I’ll let Jeff provide the update on the courtroom events of the day – stay tuned for some interesting information! In the meantime, I thought I’d give a little background on the setup here at Fort Meade.
According to (the dreaded) Wikipedia: “Fort George G. Meade is a United States Army installation that includes the Defense Information School, the United States Army Field Band, and the headquarters of United States Cyber Command, the National Security Agency, the Defense Courier Service, and Defense Information Systems Agency headquarters. It is named for George G. Meade, a general from the U.S. Civil War, who served as commander of the Army of the Potomac.”
The base is located southwest of Baltimore and is a short drive from BWI airport. Entry to the base for NGOs is easy; I simply proceed through the main gate (which is probably six miles from my hotel) and to a vehicle inspection checkpoint where uniformed men check my driver’s license and car registration. They ask my business on the base send me on my way. It is a short drive to Smallwood Hall, past the impressive-looking headquarters of the Defense Information Systems Agency, which provides IT and communications support to the President, Vice President, Secretary of Defense, and military services.
Smallwood Hall is a small, house-like building. In front of the building are two large satellite dishes. I spoke with an IT contractor for the Office of Military Commissions who is on site and operates the system while we are here. He informed me the dishes receive the video and audio from Guantánamo through two satellites, a KU band and a C band. The satellites reside in a geosynchronous orbit in what is commonly referred to as the “Clarke orbit” 36,000 miles above the equator. The dual signals provide complete redundancy in the event of an interruption in the signal from one of the two satellites. In the event of heavy rain, which we are experiencing at Fort Meade today, the KU band is often interrupted and the C band is used. Interestingly, the satellites are owned by a Canadian and a Belgian firm, from whom the government leases bandwidth.
After the IT contractor, I have been the first to arrive each day, a little after 8:00 a.m. There is no particular protocol for entering the Post Theater; the door is unlocked and I just walk in and select a seat in a small auditorium similar to a classroom at our law school. A large screen fronts the room flanked by a United States flag and a U.S. Army flag. Around 8:35 a group of reporters and bloggers arrives together. They are required to meet at the main base entrance and their vehicles undergo a bomb sniff before proceeding to the theater with an escort. They also must be escorted off the post. Present today were representatives from Reuters, Huffington Post, New York Daily News, and Agence France-Presse, and a blogger/reporter from the Brookings Institution. Yesterday an L.A. Times reporter was also here. In addition, there is a reporter from the Armed Forces Press Service (of the Department of Defense) and also an observer from the “OSD” – Office of the Secretary of Defense. He described himself as a “media analyst” for the DOD and was very personable and helpful. Today he provided the media escort off the base.

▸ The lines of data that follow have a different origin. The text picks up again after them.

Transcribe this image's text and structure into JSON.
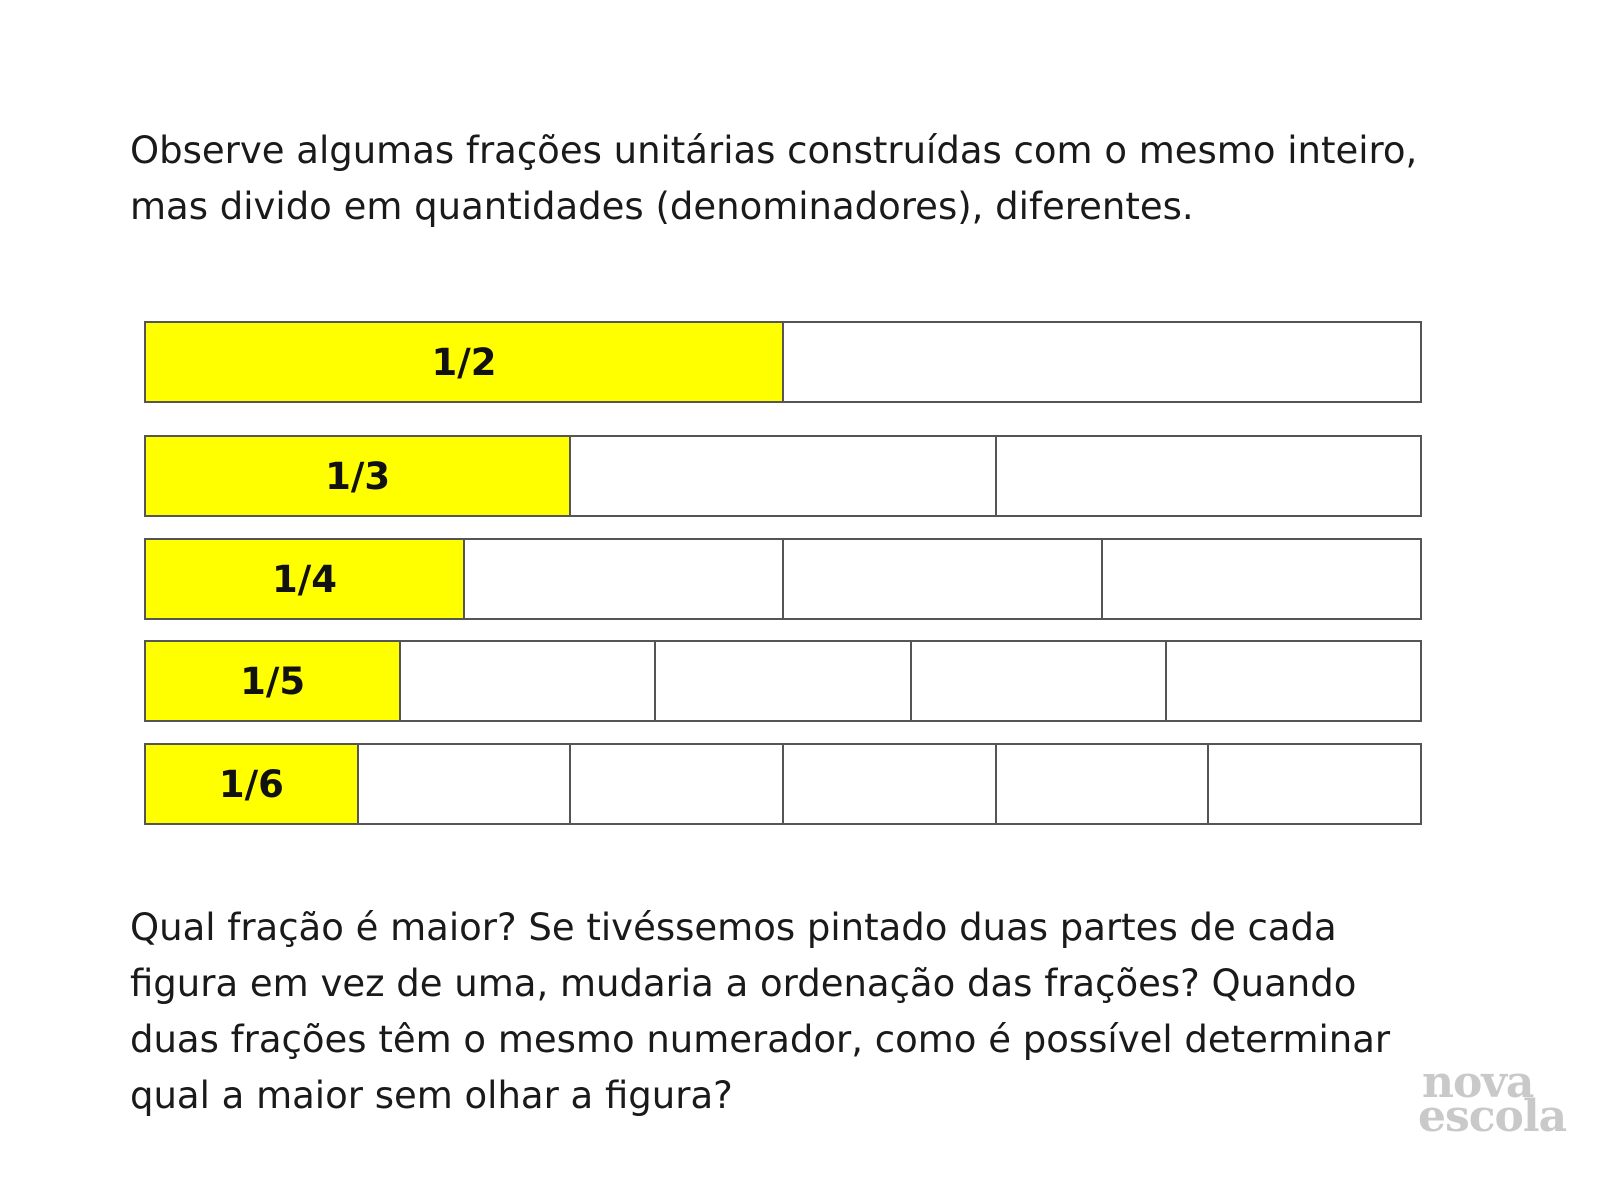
{
  "intro_text": "Observe algumas frações unitárias construídas com o mesmo inteiro, mas divido em quantidades (denominadores), diferentes.",
  "fraction_bars": [
    {
      "label": "1/2",
      "denominator": 2,
      "filled_parts": 1
    },
    {
      "label": "1/3",
      "denominator": 3,
      "filled_parts": 1
    },
    {
      "label": "1/4",
      "denominator": 4,
      "filled_parts": 1
    },
    {
      "label": "1/5",
      "denominator": 5,
      "filled_parts": 1
    },
    {
      "label": "1/6",
      "denominator": 6,
      "filled_parts": 1
    }
  ],
  "colors": {
    "filled": "#ffff00",
    "empty": "#ffffff",
    "border": "#555555",
    "logo": "#c9c9c9"
  },
  "question_text": "Qual fração é maior? Se tivéssemos pintado duas partes de cada figura em vez de uma, mudaria a ordenação das frações? Quando duas frações têm o mesmo numerador, como é possível determinar qual a maior sem olhar a figura?",
  "logo": {
    "line1": "nova",
    "line2": "escola"
  }
}
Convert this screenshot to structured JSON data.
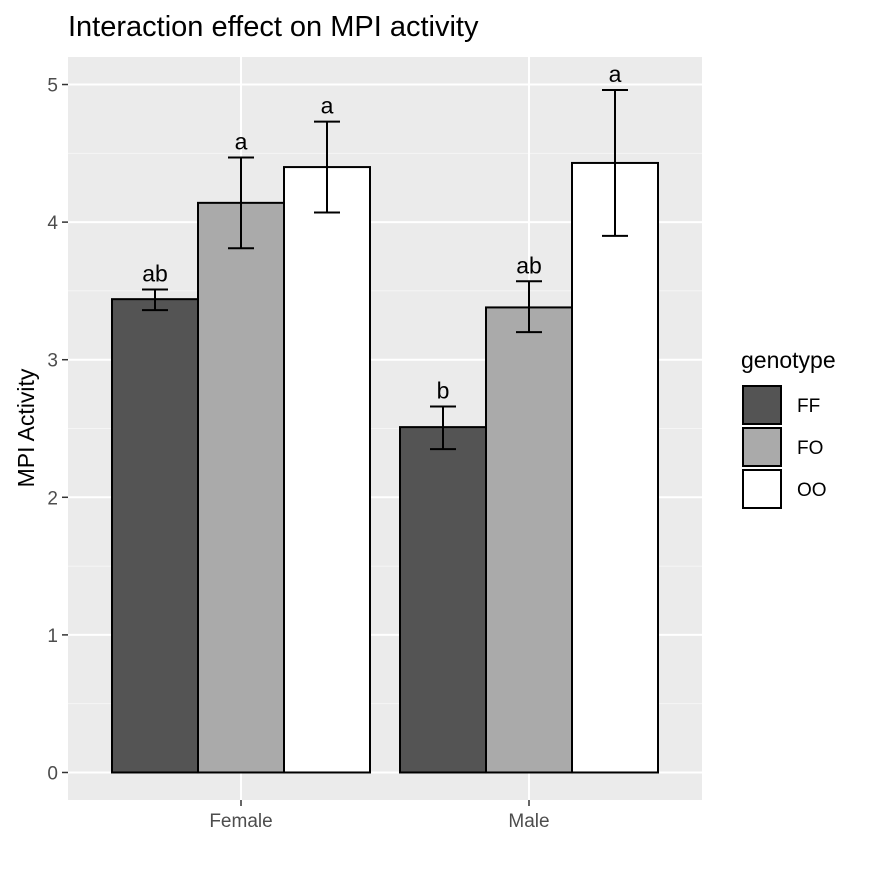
{
  "chart_data": {
    "type": "bar",
    "title": "Interaction effect on MPI activity",
    "xlabel": "",
    "ylabel": "MPI Activity",
    "ylim": [
      -0.2,
      5.2
    ],
    "yticks": [
      0,
      1,
      2,
      3,
      4,
      5
    ],
    "grid": true,
    "categories": [
      "Female",
      "Male"
    ],
    "legend": {
      "title": "genotype",
      "placement": "right"
    },
    "series": [
      {
        "name": "FF",
        "color": "#545454",
        "values": [
          3.44,
          2.51
        ],
        "err_low": [
          3.36,
          2.35
        ],
        "err_high": [
          3.51,
          2.66
        ],
        "labels": [
          "ab",
          "b"
        ]
      },
      {
        "name": "FO",
        "color": "#aaaaaa",
        "values": [
          4.14,
          3.38
        ],
        "err_low": [
          3.81,
          3.2
        ],
        "err_high": [
          4.47,
          3.57
        ],
        "labels": [
          "a",
          "ab"
        ]
      },
      {
        "name": "OO",
        "color": "#ffffff",
        "values": [
          4.4,
          4.43
        ],
        "err_low": [
          4.07,
          3.9
        ],
        "err_high": [
          4.73,
          4.96
        ],
        "labels": [
          "a",
          "a"
        ]
      }
    ]
  }
}
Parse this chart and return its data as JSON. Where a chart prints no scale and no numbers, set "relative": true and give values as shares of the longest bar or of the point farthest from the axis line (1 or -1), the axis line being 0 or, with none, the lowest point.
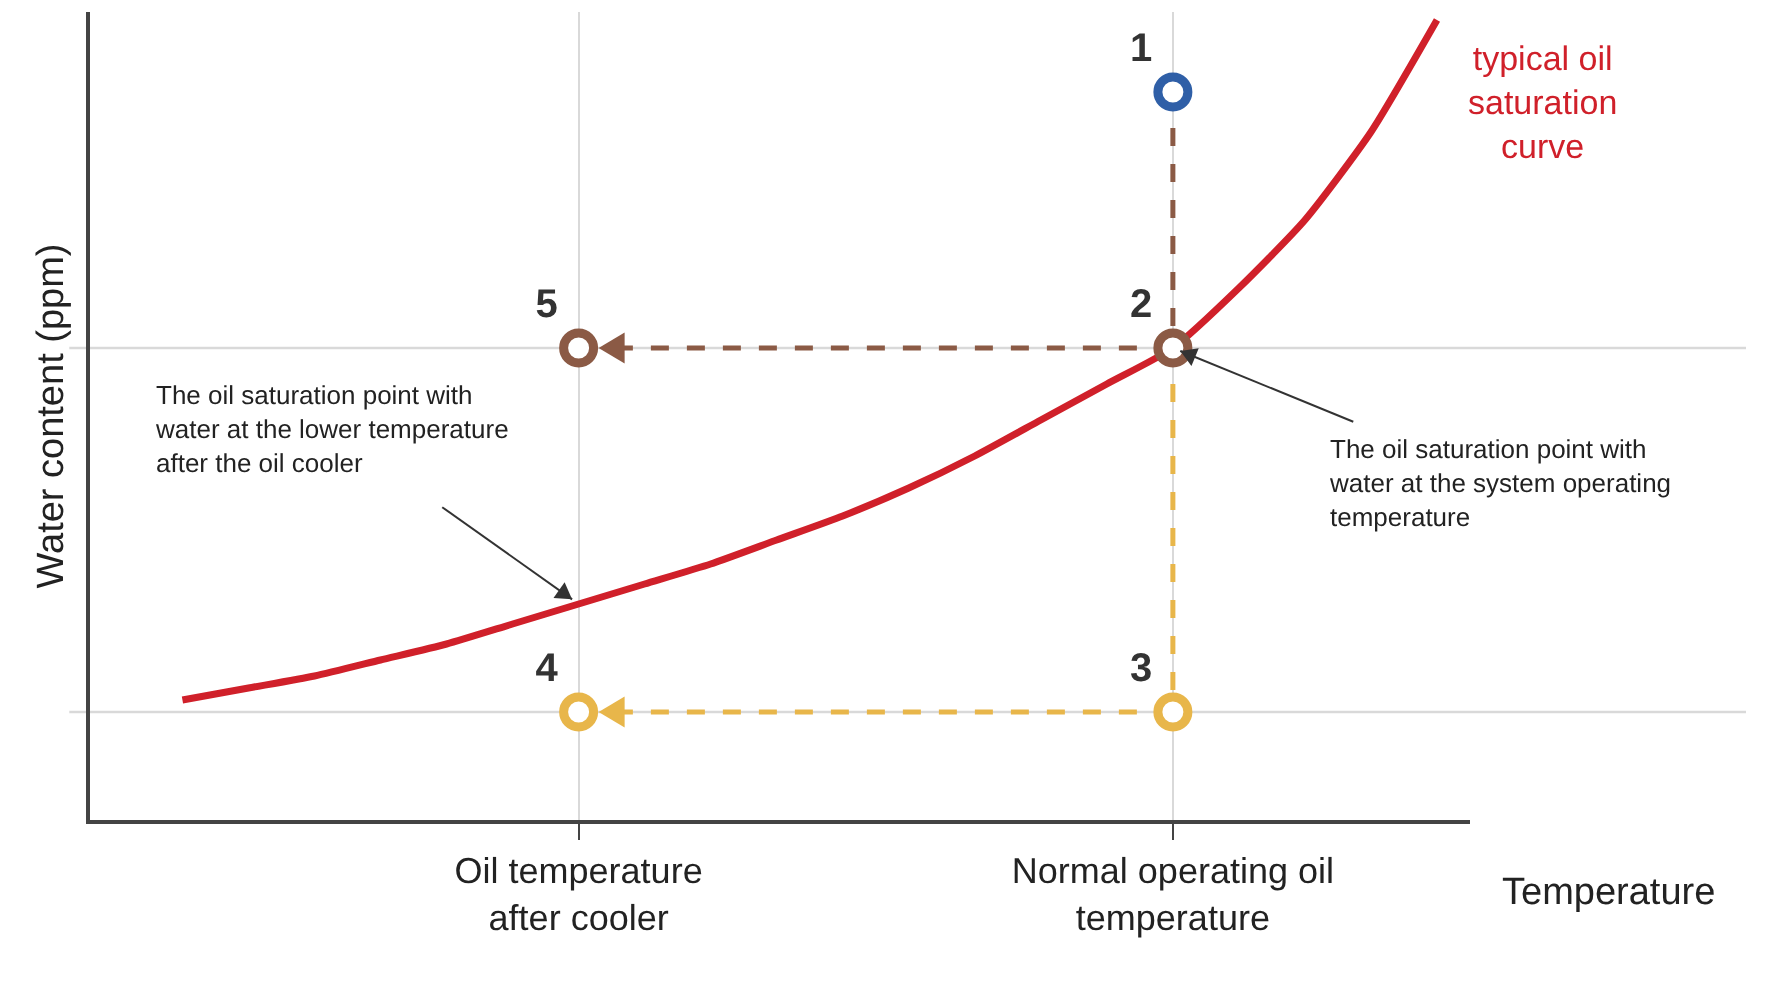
{
  "chart_data": {
    "type": "line",
    "relative": true,
    "xlabel": "Temperature",
    "ylabel": "Water content (ppm)",
    "categories": [
      null,
      null,
      null,
      null,
      null,
      null,
      "Oil temperature after cooler",
      null,
      null,
      null,
      null,
      null,
      null,
      null,
      null,
      "Normal operating oil temperature",
      null,
      null,
      null,
      null
    ],
    "series": [
      {
        "type": "line",
        "color": "#8b5a45",
        "line_style": "dashed",
        "marker": "none",
        "x": [
          "Normal operating oil temperature",
          "Normal operating oil temperature"
        ],
        "values": [
          0.91,
          0.59
        ]
      },
      {
        "type": "line",
        "color": "#8b5a45",
        "line_style": "dashed",
        "marker": "none",
        "x": [
          "Normal operating oil temperature",
          "Oil temperature after cooler"
        ],
        "values": [
          0.59,
          0.59
        ]
      },
      {
        "type": "line",
        "color": "#e8b64a",
        "line_style": "dashed",
        "marker": "none",
        "x": [
          "Normal operating oil temperature",
          "Normal operating oil temperature"
        ],
        "values": [
          0.59,
          0.135
        ]
      },
      {
        "type": "line",
        "color": "#e8b64a",
        "line_style": "dashed",
        "marker": "none",
        "x": [
          "Normal operating oil temperature",
          "Oil temperature after cooler"
        ],
        "values": [
          0.135,
          0.135
        ]
      },
      {
        "name": "typical oil saturation curve",
        "color": "#d0202a",
        "line_style": "solid",
        "marker": "none",
        "values": [
          0.15,
          0.165,
          0.18,
          0.2,
          0.22,
          0.245,
          0.27,
          0.295,
          0.32,
          0.35,
          0.38,
          0.415,
          0.455,
          0.5,
          0.545,
          0.59,
          0.665,
          0.75,
          0.86,
          1
        ]
      },
      {
        "type": "scatter",
        "name": "1",
        "color": "#2f5fa7",
        "marker": "circle",
        "x": [
          "Normal operating oil temperature"
        ],
        "values": [
          0.91
        ]
      },
      {
        "type": "scatter",
        "name": "2",
        "color": "#8b5a45",
        "marker": "circle",
        "x": [
          "Normal operating oil temperature"
        ],
        "values": [
          0.59
        ]
      },
      {
        "type": "scatter",
        "name": "3",
        "color": "#e8b64a",
        "marker": "circle",
        "x": [
          "Normal operating oil temperature"
        ],
        "values": [
          0.135
        ]
      },
      {
        "type": "scatter",
        "name": "4",
        "color": "#e8b64a",
        "marker": "circle",
        "x": [
          "Oil temperature after cooler"
        ],
        "values": [
          0.135
        ]
      },
      {
        "type": "scatter",
        "name": "5",
        "color": "#8b5a45",
        "marker": "circle",
        "x": [
          "Oil temperature after cooler"
        ],
        "values": [
          0.59
        ]
      }
    ],
    "annotations": [
      {
        "text": "The oil saturation point with water at the lower temperature after the oil cooler",
        "x": "Oil temperature after cooler",
        "y": 0.27
      },
      {
        "text": "The oil saturation point with water at the system operating temperature",
        "x": "Normal operating oil temperature",
        "y": 0.59
      }
    ],
    "ref_lines": [
      {
        "axis": "y",
        "value": 0.59,
        "color": "#d9d9d9"
      },
      {
        "axis": "y",
        "value": 0.135,
        "color": "#d9d9d9"
      }
    ],
    "grid": "x",
    "legend": false
  }
}
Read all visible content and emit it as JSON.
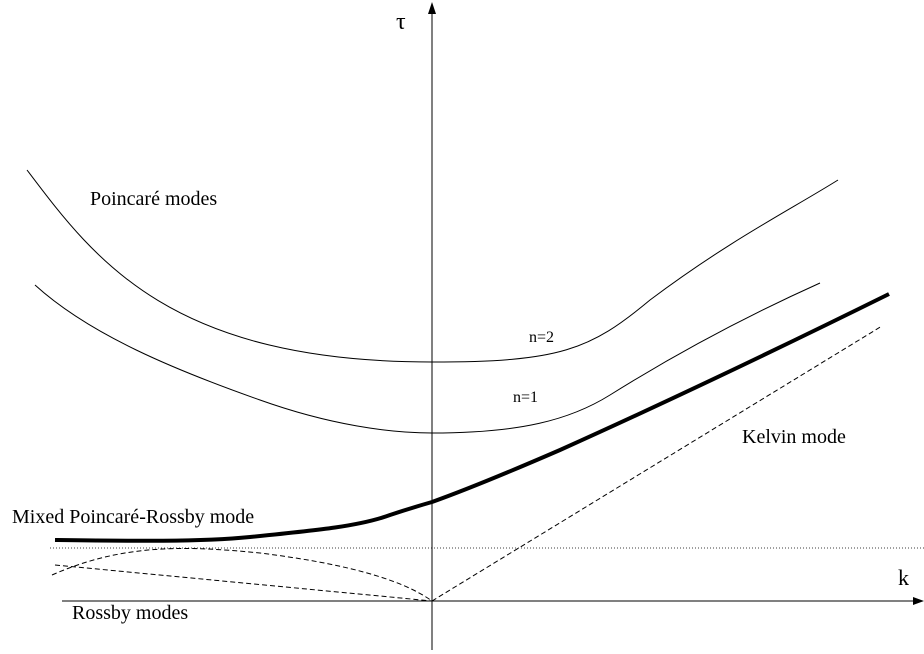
{
  "axes": {
    "y_label": "τ",
    "x_label": "k"
  },
  "labels": {
    "poincare_modes": "Poincaré modes",
    "n2": "n=2",
    "n1": "n=1",
    "kelvin_mode": "Kelvin mode",
    "mixed_mode": "Mixed Poincaré-Rossby mode",
    "rossby_modes": "Rossby modes"
  },
  "colors": {
    "stroke": "#000000",
    "background": "#ffffff"
  }
}
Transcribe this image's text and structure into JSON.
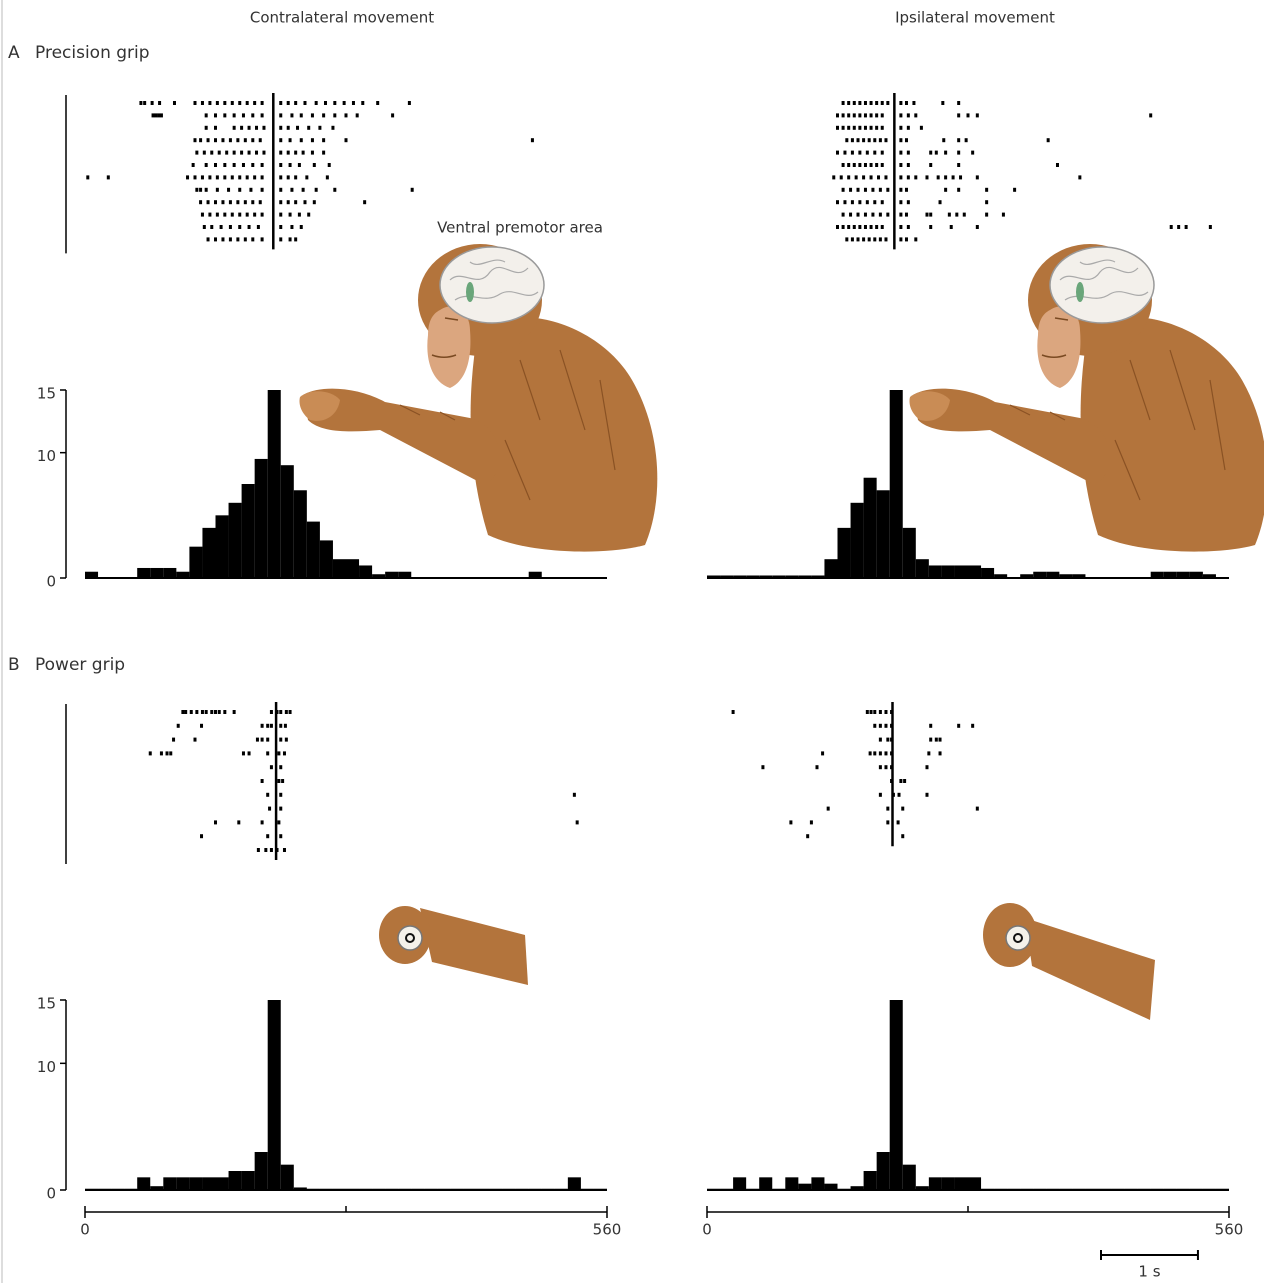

The family members watch at another location on base; I’m told by one of the press here that some NGOs may be at that location as well, and when Smallwood Hall is occupied with another event, the press may view the proceedings from that location also.
We are permitted to bring cell phones and laptops into the theater. In fact, a white board at the front of the room provides the WiFi password for the building. The reporters are thus able to post reports in real time as court is in session. I would be interested to know what (if any) monitoring is done by DOD of this connection.
Another nice amenity is that someone from a canteen on base is here every morning to take our lunch orders. For a not terribly unreasonable price (e.g., $8.00 club sandwich; $2.50 piece of pizza) we can order lunch which is delivered to us at midday. And finally, on the first day of the hearings we were provided with a CD-ROM containing PDFs of what appear to be all the public filings in the case to date. This is all very helpful but I also suspect it is aimed at limiting the media’s exposure to the base and exercising some control over what documents are “officially” provided.
The atmosphere is congenial; the other attendees were happy to answer my questions and discuss issues. While the hearings are ongoing there is not a lot of discussion, but during breaks and after adjournment they ask each other questions and confirm certain details of the hearings with each other as they prepare to post their stories for the day.
We adjourned early again today – Jeff will have more later on all the excitement!!